The overriding theme of the regulators’ guidance is that competition in the employment marketplace is impeded when companies enter agreements with other companies regarding the hiring, soliciting, or recruiting of employees. According to FTC Chairwoman Edith Ramirez, "[c]ompetition is essential to well-functioning markets, and job markets are no exception." The regulators emphasized that agreements between companies not to poach employees or to fix wages, benefits, or terms of employment are per se illegal (unless necessary to a legitimate joint venture). The regulators also warned that merely sharing employment information, even in the context of a proposed merger/acquisition, can be evidence of an illegal agreement and offered guidance on how to avoid running afoul of the antitrust laws.

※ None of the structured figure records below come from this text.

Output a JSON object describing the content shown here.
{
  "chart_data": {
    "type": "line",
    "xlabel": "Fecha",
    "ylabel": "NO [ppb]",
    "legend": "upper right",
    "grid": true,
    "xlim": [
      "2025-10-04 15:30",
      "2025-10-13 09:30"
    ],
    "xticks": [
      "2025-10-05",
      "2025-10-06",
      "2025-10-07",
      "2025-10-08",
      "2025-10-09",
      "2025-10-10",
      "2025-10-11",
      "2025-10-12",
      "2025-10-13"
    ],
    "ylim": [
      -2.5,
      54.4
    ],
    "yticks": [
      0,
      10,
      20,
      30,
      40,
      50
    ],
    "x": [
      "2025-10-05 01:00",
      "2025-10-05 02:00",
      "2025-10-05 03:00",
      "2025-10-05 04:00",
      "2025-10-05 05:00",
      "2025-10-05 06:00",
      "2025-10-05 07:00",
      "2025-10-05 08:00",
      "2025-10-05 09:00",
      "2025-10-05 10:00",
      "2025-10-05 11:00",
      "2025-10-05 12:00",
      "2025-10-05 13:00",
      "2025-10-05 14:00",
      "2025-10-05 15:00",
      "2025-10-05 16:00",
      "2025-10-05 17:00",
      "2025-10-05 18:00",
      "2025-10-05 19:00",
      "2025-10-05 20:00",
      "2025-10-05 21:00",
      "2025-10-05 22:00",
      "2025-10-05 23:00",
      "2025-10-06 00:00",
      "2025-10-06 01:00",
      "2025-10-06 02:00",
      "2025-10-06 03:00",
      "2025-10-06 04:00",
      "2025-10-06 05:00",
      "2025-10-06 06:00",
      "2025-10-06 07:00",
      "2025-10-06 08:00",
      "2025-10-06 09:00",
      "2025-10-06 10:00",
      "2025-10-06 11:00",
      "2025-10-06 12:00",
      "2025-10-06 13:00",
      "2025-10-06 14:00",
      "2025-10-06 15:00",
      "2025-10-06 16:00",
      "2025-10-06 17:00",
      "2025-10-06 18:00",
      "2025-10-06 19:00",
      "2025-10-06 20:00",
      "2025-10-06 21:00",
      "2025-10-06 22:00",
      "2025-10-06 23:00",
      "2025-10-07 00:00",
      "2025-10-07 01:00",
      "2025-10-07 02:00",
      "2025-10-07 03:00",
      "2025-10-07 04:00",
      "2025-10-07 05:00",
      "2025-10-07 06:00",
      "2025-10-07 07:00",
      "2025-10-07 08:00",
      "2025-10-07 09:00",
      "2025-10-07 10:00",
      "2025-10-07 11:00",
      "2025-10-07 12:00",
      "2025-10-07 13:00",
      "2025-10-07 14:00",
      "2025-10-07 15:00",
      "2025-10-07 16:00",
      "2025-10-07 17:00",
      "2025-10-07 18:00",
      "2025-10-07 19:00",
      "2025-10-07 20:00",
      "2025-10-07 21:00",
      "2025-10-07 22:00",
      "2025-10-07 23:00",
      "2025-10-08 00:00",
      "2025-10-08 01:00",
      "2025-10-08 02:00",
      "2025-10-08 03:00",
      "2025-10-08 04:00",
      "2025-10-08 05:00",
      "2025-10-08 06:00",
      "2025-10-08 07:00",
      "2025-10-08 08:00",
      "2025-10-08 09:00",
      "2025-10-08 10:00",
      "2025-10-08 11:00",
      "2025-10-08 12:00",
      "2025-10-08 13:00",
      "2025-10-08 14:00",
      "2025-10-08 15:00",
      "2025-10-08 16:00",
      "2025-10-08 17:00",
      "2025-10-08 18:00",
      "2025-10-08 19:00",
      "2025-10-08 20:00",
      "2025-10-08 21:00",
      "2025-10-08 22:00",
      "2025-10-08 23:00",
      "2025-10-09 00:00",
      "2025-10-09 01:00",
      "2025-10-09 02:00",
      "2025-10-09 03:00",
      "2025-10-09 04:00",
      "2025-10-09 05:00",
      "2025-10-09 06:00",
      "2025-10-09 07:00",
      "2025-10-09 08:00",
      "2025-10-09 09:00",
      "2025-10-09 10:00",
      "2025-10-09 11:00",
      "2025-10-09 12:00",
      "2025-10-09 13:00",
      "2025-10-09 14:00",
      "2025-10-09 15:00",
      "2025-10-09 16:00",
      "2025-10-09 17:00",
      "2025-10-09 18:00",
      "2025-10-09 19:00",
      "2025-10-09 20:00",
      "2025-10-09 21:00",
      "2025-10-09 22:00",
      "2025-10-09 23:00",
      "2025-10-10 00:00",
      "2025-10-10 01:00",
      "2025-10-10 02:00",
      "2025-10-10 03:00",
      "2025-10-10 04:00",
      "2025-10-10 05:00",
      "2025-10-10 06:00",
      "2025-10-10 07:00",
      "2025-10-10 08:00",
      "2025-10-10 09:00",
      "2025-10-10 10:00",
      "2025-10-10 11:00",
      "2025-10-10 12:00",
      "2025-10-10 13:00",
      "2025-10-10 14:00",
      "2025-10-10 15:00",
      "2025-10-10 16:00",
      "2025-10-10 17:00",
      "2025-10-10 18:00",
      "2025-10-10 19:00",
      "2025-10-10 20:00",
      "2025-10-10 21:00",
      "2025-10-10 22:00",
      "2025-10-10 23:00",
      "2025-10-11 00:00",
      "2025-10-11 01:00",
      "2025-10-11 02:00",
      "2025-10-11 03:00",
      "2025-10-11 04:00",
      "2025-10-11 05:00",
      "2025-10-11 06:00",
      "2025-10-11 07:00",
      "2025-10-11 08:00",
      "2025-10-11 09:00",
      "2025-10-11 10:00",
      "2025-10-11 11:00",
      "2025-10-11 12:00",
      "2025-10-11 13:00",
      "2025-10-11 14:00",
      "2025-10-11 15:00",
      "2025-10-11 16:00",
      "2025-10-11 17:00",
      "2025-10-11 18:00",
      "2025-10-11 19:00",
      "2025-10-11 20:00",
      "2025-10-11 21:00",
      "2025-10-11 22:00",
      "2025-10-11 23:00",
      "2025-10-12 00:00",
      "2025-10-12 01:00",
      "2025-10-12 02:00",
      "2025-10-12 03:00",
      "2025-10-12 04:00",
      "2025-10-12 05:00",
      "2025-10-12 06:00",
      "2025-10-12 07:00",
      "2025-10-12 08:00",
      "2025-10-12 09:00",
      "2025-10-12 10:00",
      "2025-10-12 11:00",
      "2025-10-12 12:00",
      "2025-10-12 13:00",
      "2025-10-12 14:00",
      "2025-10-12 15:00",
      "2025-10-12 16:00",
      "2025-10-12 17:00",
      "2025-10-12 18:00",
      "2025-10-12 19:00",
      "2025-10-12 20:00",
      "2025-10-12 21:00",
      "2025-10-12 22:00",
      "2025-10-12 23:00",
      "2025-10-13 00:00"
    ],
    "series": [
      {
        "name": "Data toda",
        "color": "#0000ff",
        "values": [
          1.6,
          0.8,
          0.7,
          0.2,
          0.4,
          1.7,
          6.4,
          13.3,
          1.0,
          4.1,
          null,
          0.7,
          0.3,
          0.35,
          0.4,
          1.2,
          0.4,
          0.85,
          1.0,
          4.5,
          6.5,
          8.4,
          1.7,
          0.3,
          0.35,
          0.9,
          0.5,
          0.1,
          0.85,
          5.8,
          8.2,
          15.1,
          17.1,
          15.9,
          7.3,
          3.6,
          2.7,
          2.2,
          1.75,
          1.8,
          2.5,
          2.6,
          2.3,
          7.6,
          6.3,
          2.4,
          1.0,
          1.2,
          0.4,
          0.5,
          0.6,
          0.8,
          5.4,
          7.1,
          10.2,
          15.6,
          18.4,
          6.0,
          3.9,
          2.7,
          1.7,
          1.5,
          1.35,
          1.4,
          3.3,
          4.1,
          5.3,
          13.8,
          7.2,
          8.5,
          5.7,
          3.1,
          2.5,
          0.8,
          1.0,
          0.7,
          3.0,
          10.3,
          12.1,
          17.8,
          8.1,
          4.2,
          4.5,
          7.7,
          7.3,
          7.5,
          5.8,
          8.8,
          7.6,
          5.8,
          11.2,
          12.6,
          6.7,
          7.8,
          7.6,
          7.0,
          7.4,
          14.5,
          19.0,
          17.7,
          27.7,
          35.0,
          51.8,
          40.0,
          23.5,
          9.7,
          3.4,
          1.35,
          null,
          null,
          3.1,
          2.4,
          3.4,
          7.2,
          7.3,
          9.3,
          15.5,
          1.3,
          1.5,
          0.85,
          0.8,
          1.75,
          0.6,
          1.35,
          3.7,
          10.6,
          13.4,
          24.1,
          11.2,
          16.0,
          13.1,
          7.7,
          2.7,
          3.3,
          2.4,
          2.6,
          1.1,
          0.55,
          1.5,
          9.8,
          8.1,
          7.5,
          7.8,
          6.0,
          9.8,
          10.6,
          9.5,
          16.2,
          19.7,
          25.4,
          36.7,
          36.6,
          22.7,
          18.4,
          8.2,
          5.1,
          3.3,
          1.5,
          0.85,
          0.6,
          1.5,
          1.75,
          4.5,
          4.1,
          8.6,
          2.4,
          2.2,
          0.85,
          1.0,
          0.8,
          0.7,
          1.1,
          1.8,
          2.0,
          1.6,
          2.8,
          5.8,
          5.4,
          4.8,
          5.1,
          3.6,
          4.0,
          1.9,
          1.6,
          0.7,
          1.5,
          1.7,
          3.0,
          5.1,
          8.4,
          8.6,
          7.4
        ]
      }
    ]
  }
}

The guidance discusses several recent employment-related enforcement actions that resulted in consent judgments. But the DOJ and FTC warned that, going forward, naked wage-fixing or no-poaching agreements will be criminally investigated like other hardcore cartel conduct. Human resources professionals should take this warning seriously, particularly in light of the Yates Memo issued last year in which the DOJ expressed its intent to focus on individual accountability—i.e., prosecuting individuals—for corporate misconduct. Indeed, the guidance warned that the DOJ could bring a criminal prosecution against individuals, the company, or both and that employees could bring a civil suit for treble damages.
The guidance contains a Q&A section that answers many basic employment-related questions. The DOJ and FTC also issued a quick reference card that summarizes some of the information in a convenient format.